Androgen receptor splicing variant 7 (ARv7) promotes DNA damage response in prostate cancer cells

In the treatment of patients with locally advanced prostate cancer (PCa), androgen deprivation therapy (ADT) significantly enhances the efficacy of radiotherapy by weakening the DNA damage response (DDR) pathway. Recently, several studies have suggested that androgen receptor splicing variants (ARvs) may mediate a compensatory DDR pathway when canonical androgen receptor (AR) signaling is inhibited, thus contributing to the resistance of some patients to this combinational treatment. However, the specific roles of certain ARvs as well as the detailed mechanism of how ARvs regulate the DDR are not well understood. Here, we demonstrated that AR splicing variant 7 (ARv7), which is the most abundant form of ARvs, significantly promotes the DDR of PCa cells under severe DNA damage independent of its parental AR by using the ionizing radiation (IR) and doxorubicin (Dox)-treated cell models. Mechanistically, ARv7 is sufficient to upregulate both the homologous recombination (HR) and the nonhomologous end joining (NHEJ) pathways by forming a positive regulatory loop with poly ADP-ribose polymerase 1 (PARP1). Moreover, the presence of ARv7 impairs the synergistic effect between AR antagonists and poly ADP-ribose polymerase (PARP) inhibitor, which has been recently shown to be a promising future treatment strategy for metastatic castration resistant prostate cancer (mCRPC). Combined, our data indicate that constitutively active ARv7 not only contributes to radioresistance after ADT, but may also serve as a potential predictive biomarker for assessing the efficacy of novel PARP inhibitor-based therapy in PCa. C4-2 cells stably expressing ARv7 and 22Rv-1 cells with ARv7 depletion were generated by puromycin selection. Then total RNA was extracted to assess the differentially expressed genes after ARv7 levels changes.

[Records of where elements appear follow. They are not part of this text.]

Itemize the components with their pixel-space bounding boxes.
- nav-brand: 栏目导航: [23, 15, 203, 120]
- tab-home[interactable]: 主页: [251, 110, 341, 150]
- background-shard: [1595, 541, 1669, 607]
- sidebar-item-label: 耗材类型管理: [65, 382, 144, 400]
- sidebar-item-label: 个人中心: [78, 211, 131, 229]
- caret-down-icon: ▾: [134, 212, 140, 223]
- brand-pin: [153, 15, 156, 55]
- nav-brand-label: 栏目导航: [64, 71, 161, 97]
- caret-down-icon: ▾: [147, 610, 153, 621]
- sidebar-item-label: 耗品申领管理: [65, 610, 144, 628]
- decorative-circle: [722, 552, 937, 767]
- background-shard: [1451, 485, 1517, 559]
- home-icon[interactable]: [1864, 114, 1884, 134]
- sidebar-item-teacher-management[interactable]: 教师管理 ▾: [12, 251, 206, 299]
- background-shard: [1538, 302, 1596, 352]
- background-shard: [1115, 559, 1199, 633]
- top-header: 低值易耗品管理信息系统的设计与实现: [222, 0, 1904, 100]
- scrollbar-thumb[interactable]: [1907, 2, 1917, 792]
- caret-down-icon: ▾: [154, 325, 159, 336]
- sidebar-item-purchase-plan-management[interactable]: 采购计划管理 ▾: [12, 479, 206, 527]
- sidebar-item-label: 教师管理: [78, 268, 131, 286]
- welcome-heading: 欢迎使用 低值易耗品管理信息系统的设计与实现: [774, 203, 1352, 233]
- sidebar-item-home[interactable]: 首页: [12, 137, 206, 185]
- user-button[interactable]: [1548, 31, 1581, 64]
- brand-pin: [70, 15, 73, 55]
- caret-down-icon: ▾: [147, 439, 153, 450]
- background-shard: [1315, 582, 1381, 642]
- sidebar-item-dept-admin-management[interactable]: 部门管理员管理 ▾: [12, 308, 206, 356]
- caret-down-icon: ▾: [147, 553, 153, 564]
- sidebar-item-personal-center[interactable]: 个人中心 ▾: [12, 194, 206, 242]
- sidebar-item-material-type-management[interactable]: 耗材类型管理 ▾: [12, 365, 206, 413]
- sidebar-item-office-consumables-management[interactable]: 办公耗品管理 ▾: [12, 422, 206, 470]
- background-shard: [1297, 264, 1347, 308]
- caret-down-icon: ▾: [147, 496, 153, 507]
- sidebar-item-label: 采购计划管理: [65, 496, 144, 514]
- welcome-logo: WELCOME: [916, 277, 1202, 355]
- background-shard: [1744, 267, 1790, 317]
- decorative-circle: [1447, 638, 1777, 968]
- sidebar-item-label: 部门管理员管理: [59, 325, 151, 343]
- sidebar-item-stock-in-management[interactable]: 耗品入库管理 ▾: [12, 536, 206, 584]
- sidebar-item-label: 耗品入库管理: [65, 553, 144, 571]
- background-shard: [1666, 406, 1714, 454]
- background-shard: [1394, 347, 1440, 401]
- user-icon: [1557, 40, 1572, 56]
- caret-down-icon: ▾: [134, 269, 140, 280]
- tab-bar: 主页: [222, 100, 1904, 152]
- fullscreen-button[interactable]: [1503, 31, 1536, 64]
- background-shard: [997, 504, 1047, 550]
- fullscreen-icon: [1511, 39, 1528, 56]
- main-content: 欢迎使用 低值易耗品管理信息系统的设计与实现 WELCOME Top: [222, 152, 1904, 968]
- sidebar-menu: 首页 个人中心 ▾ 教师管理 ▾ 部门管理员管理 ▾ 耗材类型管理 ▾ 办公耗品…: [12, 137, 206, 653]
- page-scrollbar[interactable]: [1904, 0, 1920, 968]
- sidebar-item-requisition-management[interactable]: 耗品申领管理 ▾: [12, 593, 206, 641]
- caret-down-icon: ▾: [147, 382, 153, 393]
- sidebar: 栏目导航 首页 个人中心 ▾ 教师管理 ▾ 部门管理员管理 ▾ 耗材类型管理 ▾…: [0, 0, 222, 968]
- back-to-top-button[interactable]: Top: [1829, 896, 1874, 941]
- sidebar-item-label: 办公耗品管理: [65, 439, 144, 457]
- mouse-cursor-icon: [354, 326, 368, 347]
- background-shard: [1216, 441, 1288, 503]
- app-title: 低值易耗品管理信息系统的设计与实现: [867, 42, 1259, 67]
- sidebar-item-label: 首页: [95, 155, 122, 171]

在局部晚期前列腺癌（prostate cancer, PCa）患者的治疗中，雄激素剥夺疗法（androgen deprivation therapy, ADT）可通过削弱DNA损伤应答（DNA damage response, DDR）通路显著提升放疗疗效。近期多项研究表明，当经典雄激素受体（androgen receptor, AR）信号通路受到抑制时，雄激素受体剪接变异体（androgen receptor splicing variants, ARvs）可能介导代偿性DNA损伤应答通路，进而导致部分患者对该联合治疗产生耐药性。然而，部分ARvs的具体功能以及ARvs调控DNA损伤应答的详细机制仍未被完全阐明。本研究通过电离辐射（ionizing radiation, IR）和多柔比星（doxorubicin, Dox）处理的细胞模型，证实了丰度最高的ARvs形式——雄激素受体剪接变异体7（androgen receptor splicing variant 7, ARv7）可在不依赖亲本AR的情况下，显著促进严重DNA损伤下前列腺癌细胞的DNA损伤应答。从机制上来说，ARv7可与多聚ADP核糖聚合酶1（poly ADP-ribose polymerase 1, PARP1）形成正向调控环路，从而同时上调同源重组（homologous recombination, HR）与非同源末端连接（nonhomologous end joining, NHEJ）通路。此外，ARv7的存在会削弱雄激素受体拮抗剂与多聚ADP核糖聚合酶（poly ADP-ribose polymerase, PARP）抑制剂之间的协同作用——而该协同疗法近期被证实是治疗转移性去势抵抗性前列腺癌（metastatic castration resistant prostate cancer, mCRPC）的潜在新兴策略。综合来看，本研究数据表明，组成型激活的ARv7不仅会加剧雄激素剥夺疗法后的放射抵抗，还可作为潜在的预测生物标志物，用于评估基于新型PARP抑制剂的前列腺癌治疗方案的疗效。本研究通过嘌呤霉素筛选，构建了稳定表达ARv7的C4-2细胞系以及敲低ARv7的22Rv-1细胞系。随后提取总RNA，以分析ARv7水平变化后差异表达的基因。